Why “break up” with poor-fit customers?  

Gartner’s research shows that all functions must agree on a common set of attributes that define a poor-fit customer and then determine how each of those attributes would appear in related functions. Functional leaders must also adjust their teams’ processes to deselect poor-fit customers.  

For example, customer service and support leaders will need to rethink their routing and queuing processes and ensure reps don’t give preferential treatment to poor-fit customers. Marketing teams will need to adjust their advertising strategies to deliberately deprioritize customers who are not a good long-term fit for the organization, instead of repeatedly marketing to every existing customer. 

“Organizations cannot overlook how poor-fit customers impact the bottom line in different ways: emotional toll on employees, brand and credibility risks, and misallocation of resources.

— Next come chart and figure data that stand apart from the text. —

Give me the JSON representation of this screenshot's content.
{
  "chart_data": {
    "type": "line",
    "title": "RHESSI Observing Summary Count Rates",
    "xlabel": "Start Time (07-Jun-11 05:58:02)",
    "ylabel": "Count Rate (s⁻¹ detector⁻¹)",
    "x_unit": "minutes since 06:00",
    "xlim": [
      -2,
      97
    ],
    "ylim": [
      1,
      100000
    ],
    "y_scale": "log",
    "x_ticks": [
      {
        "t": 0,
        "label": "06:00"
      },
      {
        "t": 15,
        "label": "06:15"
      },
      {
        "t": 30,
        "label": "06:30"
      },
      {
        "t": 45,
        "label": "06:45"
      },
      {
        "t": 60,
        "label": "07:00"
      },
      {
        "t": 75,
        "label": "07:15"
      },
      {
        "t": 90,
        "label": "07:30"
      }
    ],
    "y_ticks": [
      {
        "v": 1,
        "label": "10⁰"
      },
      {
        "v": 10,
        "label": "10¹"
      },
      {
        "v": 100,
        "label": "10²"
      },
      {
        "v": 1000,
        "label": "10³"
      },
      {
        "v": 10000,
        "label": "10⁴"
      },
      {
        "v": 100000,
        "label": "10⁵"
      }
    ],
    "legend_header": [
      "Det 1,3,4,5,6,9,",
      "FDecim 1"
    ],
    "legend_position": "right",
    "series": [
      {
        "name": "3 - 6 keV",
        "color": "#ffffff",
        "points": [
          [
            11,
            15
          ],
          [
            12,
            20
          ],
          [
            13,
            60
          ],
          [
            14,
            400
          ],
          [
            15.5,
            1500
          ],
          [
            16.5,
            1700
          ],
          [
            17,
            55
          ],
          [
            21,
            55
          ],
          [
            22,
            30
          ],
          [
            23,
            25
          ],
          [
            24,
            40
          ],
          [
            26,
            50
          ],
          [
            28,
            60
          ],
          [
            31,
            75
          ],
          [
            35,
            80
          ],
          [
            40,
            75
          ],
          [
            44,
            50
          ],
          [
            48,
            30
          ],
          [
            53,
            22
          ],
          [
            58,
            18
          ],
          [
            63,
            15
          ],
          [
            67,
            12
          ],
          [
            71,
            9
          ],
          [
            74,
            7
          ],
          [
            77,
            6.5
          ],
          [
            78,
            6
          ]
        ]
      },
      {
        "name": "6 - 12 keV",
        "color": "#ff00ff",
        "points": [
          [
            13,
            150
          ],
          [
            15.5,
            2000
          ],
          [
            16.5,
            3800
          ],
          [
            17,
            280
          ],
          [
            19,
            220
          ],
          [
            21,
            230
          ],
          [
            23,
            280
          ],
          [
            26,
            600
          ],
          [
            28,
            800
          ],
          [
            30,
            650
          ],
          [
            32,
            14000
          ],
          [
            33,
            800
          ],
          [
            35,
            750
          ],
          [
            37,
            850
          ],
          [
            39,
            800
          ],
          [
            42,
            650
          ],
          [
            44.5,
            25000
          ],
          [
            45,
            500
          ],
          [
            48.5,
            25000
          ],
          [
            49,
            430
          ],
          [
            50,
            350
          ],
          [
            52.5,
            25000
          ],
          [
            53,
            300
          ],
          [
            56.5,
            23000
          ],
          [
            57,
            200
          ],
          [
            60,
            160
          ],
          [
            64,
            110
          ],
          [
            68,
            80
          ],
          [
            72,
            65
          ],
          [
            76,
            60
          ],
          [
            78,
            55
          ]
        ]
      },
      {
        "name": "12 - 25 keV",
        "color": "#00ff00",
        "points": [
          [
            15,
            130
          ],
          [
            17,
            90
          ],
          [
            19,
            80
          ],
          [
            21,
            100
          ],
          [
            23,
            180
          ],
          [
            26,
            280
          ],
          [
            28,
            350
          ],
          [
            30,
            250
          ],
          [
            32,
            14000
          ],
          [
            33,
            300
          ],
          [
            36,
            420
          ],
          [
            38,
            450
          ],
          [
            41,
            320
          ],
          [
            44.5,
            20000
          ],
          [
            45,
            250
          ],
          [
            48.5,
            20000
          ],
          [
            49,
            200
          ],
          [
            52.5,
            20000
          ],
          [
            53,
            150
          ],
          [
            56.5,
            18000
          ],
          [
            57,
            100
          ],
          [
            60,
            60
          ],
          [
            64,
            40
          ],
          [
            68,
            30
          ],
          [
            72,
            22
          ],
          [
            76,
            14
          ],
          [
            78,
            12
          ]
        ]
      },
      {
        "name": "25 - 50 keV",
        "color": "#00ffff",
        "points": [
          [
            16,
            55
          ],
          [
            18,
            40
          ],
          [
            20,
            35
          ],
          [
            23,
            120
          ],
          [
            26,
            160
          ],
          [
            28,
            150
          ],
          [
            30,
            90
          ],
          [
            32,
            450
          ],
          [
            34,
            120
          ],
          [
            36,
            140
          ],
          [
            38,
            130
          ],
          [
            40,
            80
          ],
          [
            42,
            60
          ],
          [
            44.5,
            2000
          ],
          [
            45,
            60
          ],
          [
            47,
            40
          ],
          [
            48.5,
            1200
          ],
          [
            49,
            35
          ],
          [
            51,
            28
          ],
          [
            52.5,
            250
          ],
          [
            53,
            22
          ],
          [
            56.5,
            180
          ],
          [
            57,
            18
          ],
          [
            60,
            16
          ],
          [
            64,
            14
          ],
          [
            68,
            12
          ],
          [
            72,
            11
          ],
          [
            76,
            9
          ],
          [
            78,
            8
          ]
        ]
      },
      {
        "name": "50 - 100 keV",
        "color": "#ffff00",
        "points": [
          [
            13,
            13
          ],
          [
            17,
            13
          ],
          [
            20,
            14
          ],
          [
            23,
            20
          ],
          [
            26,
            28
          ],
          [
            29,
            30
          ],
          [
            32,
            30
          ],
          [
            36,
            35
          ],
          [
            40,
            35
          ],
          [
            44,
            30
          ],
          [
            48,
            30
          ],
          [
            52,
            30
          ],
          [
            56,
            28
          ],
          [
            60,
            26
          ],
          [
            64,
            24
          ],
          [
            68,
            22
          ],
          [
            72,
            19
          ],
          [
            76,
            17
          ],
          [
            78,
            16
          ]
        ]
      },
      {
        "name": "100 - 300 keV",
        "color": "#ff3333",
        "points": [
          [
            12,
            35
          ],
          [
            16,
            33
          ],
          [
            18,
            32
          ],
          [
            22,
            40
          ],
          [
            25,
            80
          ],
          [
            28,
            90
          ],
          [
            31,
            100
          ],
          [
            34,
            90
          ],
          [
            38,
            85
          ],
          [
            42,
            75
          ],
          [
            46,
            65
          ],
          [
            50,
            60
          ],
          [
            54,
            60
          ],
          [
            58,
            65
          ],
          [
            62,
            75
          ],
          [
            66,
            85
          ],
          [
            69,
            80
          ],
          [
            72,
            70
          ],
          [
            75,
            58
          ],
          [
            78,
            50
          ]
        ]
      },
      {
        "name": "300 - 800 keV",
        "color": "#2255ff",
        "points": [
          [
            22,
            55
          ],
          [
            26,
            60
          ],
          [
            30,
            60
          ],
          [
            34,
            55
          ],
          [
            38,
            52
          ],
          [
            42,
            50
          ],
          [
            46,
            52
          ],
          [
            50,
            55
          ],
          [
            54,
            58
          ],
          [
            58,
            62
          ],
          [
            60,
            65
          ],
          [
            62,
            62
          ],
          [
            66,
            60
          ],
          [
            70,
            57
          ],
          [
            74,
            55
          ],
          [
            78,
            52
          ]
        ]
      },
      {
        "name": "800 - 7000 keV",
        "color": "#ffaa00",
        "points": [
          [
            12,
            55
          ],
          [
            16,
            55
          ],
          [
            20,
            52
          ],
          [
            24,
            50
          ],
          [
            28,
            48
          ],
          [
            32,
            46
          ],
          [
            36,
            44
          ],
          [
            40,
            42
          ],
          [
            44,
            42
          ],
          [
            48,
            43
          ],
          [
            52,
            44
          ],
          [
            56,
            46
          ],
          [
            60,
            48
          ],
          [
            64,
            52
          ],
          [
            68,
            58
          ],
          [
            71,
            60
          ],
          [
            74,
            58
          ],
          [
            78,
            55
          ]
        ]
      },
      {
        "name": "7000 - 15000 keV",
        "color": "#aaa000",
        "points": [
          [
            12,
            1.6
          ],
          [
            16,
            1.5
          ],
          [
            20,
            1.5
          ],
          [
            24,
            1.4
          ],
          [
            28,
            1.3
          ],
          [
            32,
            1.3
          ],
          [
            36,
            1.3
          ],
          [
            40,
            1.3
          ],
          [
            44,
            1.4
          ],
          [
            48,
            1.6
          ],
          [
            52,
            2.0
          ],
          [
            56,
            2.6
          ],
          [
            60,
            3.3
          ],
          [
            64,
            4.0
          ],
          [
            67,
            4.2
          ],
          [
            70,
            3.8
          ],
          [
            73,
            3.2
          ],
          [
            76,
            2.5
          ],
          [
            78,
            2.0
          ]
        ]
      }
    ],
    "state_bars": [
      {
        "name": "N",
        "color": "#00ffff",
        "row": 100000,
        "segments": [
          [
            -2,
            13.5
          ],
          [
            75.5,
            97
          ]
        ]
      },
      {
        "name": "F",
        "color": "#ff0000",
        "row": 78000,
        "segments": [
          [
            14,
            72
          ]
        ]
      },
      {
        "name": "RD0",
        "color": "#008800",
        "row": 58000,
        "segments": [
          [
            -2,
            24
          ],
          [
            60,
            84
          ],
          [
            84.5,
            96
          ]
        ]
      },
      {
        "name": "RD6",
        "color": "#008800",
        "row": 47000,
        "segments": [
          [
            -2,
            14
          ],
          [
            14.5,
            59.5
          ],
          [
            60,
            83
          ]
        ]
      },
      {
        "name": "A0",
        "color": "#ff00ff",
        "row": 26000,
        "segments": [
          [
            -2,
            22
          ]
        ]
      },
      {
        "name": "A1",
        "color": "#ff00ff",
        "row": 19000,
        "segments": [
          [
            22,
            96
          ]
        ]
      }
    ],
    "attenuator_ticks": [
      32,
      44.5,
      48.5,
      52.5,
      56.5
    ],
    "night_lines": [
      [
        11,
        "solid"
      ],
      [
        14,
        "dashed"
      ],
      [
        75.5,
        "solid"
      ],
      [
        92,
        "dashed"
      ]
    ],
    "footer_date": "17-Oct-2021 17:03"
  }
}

Once a ‘fit’ measure is established, organizations will need to determine a threshold beyond which to break up with a customer that makes financial sense, said Emily Potosky, senior principal, research in the Gartner Customer Service & Support practice.” 

How to “break up” with poor-fit customers 

As organizations explore breaking up with this customer segment, Gartner recommends the following to align across teams: 

  • Create a customer-fit score to inform actions to take with a customer, such as deciding to further grow the relationship, maintain the relationship or break up with the customer. 
  • Work closely with the CFO and the CFO’s team to ensure the organization’s ability to adequately grow business with, and acquire, good-fit customers to compensate for the loss of revenue from poor-fit customers. 
  • Adjust organizational KPIs, including employee incentives, to include customer breakups along with growth targets. 
  • Communicate the breakup strategy to the board and investors to ensure they understand that any reduction in overall retention is intentional and done to improve the company’s growth. 
  • Revise retention targets to centre on the percentage of good-fit customers retained, not overall customers retained.